Here’s a rephrased version of your article:

### Lower Body Strength Circuit Class: A 45-Minute Workout for Everyone

This 45-minute lower body strength circuit routine is tailored to enhance strength and flexibility with minimal equipment needed. Just a single heavy weight (like a dumbbell or kettlebell) and an optional resistance band loop are all you require. The class features a structured warm-up and cool-down, involves no jumping, and can be easily modified—feel free to select a lighter weight if necessary. It’s an adaptable workout appropriate for all fitness levels!

If you like this class, don’t miss out on the upper body version, which will be released this week on [Patreon](https://www.patreon.com/nicolepearce).

### Required Equipment for Class

– **Gear:**
– One heavy weight (I’m using a 20 lb dumbbell)
– Optional: Resistance band loop

### Class Summary

We’ll kick off with a guided warm-up emphasizing mobility and dynamic movements to prepare your body for the workout ahead.
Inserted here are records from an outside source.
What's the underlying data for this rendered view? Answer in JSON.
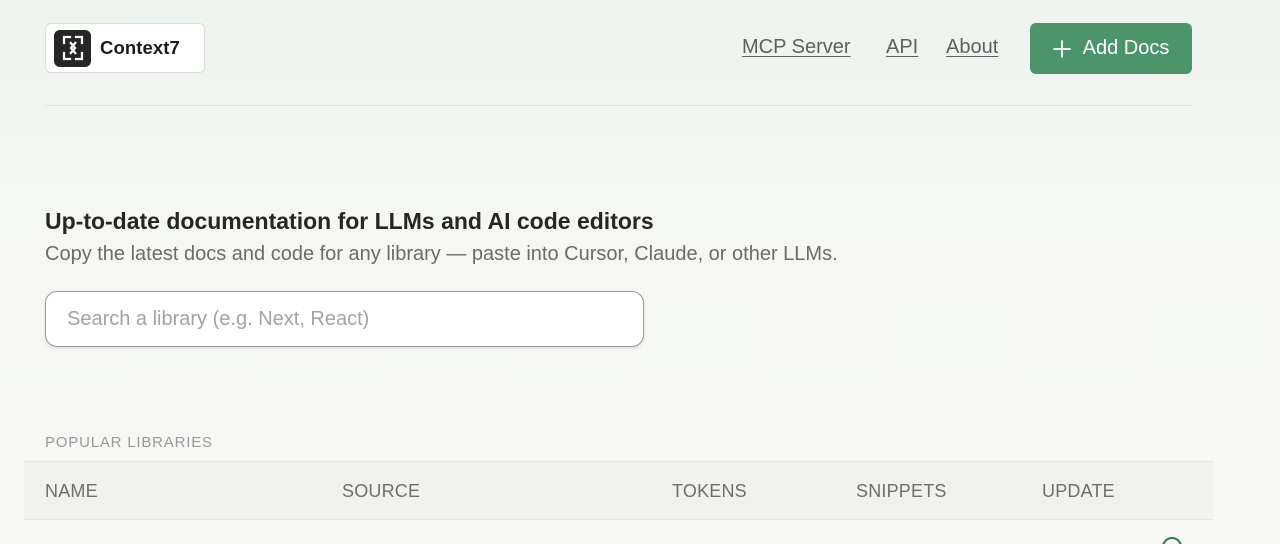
{
  "header": {
    "logo_text": "Context7",
    "nav": {
      "mcp_server": "MCP Server",
      "api": "API",
      "about": "About"
    },
    "add_docs_label": "Add Docs"
  },
  "hero": {
    "title": "Up-to-date documentation for LLMs and AI code editors",
    "subtitle": "Copy the latest docs and code for any library — paste into Cursor, Claude, or other LLMs.",
    "search_placeholder": "Search a library (e.g. Next, React)",
    "search_value": ""
  },
  "libraries": {
    "section_label": "POPULAR LIBRARIES",
    "columns": {
      "name": "NAME",
      "source": "SOURCE",
      "tokens": "TOKENS",
      "snippets": "SNIPPETS",
      "update": "UPDATE"
    }
  },
  "icons": {
    "logo": "context7-logo-icon",
    "add": "plus-icon",
    "status": "status-circle-icon"
  },
  "colors": {
    "accent": "#4c956b",
    "accent_text": "#3f8c5d"
  }
}
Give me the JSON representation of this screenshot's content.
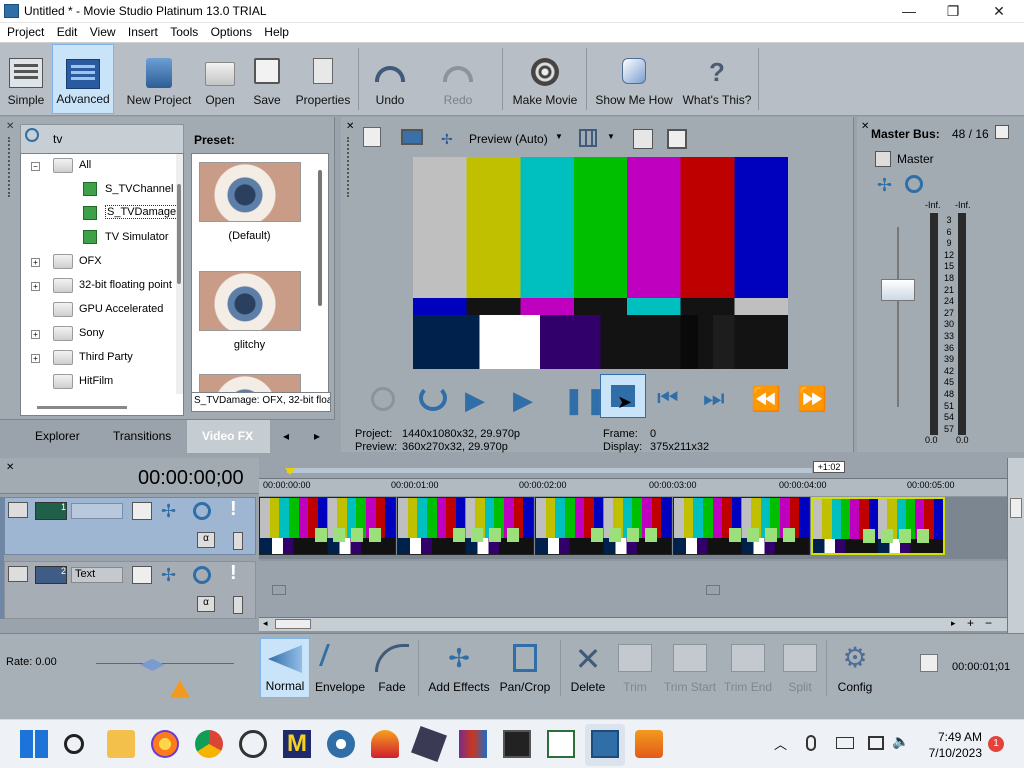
{
  "window": {
    "title": "Untitled * - Movie Studio Platinum 13.0 TRIAL",
    "minimize": "—",
    "maximize": "❐",
    "close": "✕"
  },
  "menu": [
    "Project",
    "Edit",
    "View",
    "Insert",
    "Tools",
    "Options",
    "Help"
  ],
  "toolbar": {
    "simple": "Simple",
    "advanced": "Advanced",
    "new_project": "New Project",
    "open": "Open",
    "save": "Save",
    "properties": "Properties",
    "undo": "Undo",
    "redo": "Redo",
    "make_movie": "Make Movie",
    "show_me_how": "Show Me How",
    "whats_this": "What's This?"
  },
  "explorer": {
    "search_value": "tv",
    "preset_label": "Preset:",
    "tree": [
      "All",
      "S_TVChannel",
      "S_TVDamage",
      "TV Simulator",
      "OFX",
      "32-bit floating point",
      "GPU Accelerated",
      "Sony",
      "Third Party",
      "HitFilm"
    ],
    "presets": [
      "(Default)",
      "glitchy"
    ],
    "status": "S_TVDamage: OFX, 32-bit floating point",
    "tabs": [
      "Explorer",
      "Transitions",
      "Video FX"
    ]
  },
  "preview": {
    "mode": "Preview (Auto)",
    "project_label": "Project:",
    "project_value": "1440x1080x32, 29.970p",
    "preview_label": "Preview:",
    "preview_value": "360x270x32, 29.970p",
    "frame_label": "Frame:",
    "frame_value": "0",
    "display_label": "Display:",
    "display_value": "375x211x32"
  },
  "master": {
    "title": "Master Bus:",
    "value": "48 / 16",
    "label": "Master",
    "inf_left": "-Inf.",
    "inf_right": "-Inf.",
    "scale": [
      "3",
      "6",
      "9",
      "12",
      "15",
      "18",
      "21",
      "24",
      "27",
      "30",
      "33",
      "36",
      "39",
      "42",
      "45",
      "48",
      "51",
      "54",
      "57"
    ],
    "bottom_left": "0.0",
    "bottom_right": "0.0"
  },
  "timeline": {
    "timecode": "00:00:00;00",
    "ruler": [
      "00:00:00:00",
      "00:00:01:00",
      "00:00:02:00",
      "00:00:03:00",
      "00:00:04:00",
      "00:00:05:00"
    ],
    "marker": "+1:02",
    "tracks": [
      {
        "num": "1",
        "name": ""
      },
      {
        "num": "2",
        "name": "Text"
      }
    ],
    "rate": "Rate: 0.00",
    "cursor_time": "00:00:01;01"
  },
  "edit_toolbar": {
    "normal": "Normal",
    "envelope": "Envelope",
    "fade": "Fade",
    "add_effects": "Add Effects",
    "pan_crop": "Pan/Crop",
    "delete": "Delete",
    "trim": "Trim",
    "trim_start": "Trim Start",
    "trim_end": "Trim End",
    "split": "Split",
    "config": "Config"
  },
  "taskbar": {
    "time": "7:49 AM",
    "date": "7/10/2023",
    "badge": "1"
  },
  "colors": {
    "accent": "#1f6fd1",
    "selection": "#c9e3f8",
    "panel": "#a3abb2",
    "clip_border": "#d4e000"
  }
}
The main segment consists of two circuits:

1. **Circuit 1**: Four exercises
2. **Circuit 2**: Five exercises

Each exercise lasts for 45 seconds, followed by a 10-second rest or transition period. After finishing all exercises in a circuit, you’ll take a 30-second break before repeating the circuit.

– **Circuit 1**: Done four times (twice on the right side, twice on the left side).
– **Circuit 2**: Done three times.

There will be a one-minute recovery time between the circuits. Feel free to pause the video and take extra breaks if needed. Always pay attention to your body—modify or stop as you see fit.

We’ll conclude the class with a guided cool-down and stretching session to facilitate recovery.

### Workout Details

– **01:44** – Warm-Up & Mobility
– **08:49** – Circuit Workout

#### Circuit 1 (Resistance Band Around Thighs)
1. Hip Bridge (one heel raised)
2. Modified Side Plank with Top Knee Abductions
3. Squat Pulse x2 + Tap
4. Single-Leg Deadlift (staggered, hovering)

#### Circuit 2
1. Sumo Squat with Push-Offs x4
2. Back Lunge to Knee Drive + Squat
3. Curtsy Lunge to Knee Drive + Squat
4. Squat Clean x2 + Get Up
5. Bear Plank with Knee Taps (bodyweight)

– **41:04** – Cool-Down & Stretch

I hope you find enjoyment in this lower body strength class! If you’re seeking additional lower body workouts, they can all be found organized [here](https://pumpsandiron.com/workouts/lower-body-workouts/).

xo,
Nicole

This version retains the original information while enhancing clarity and flow. Let me know if you need any more modifications!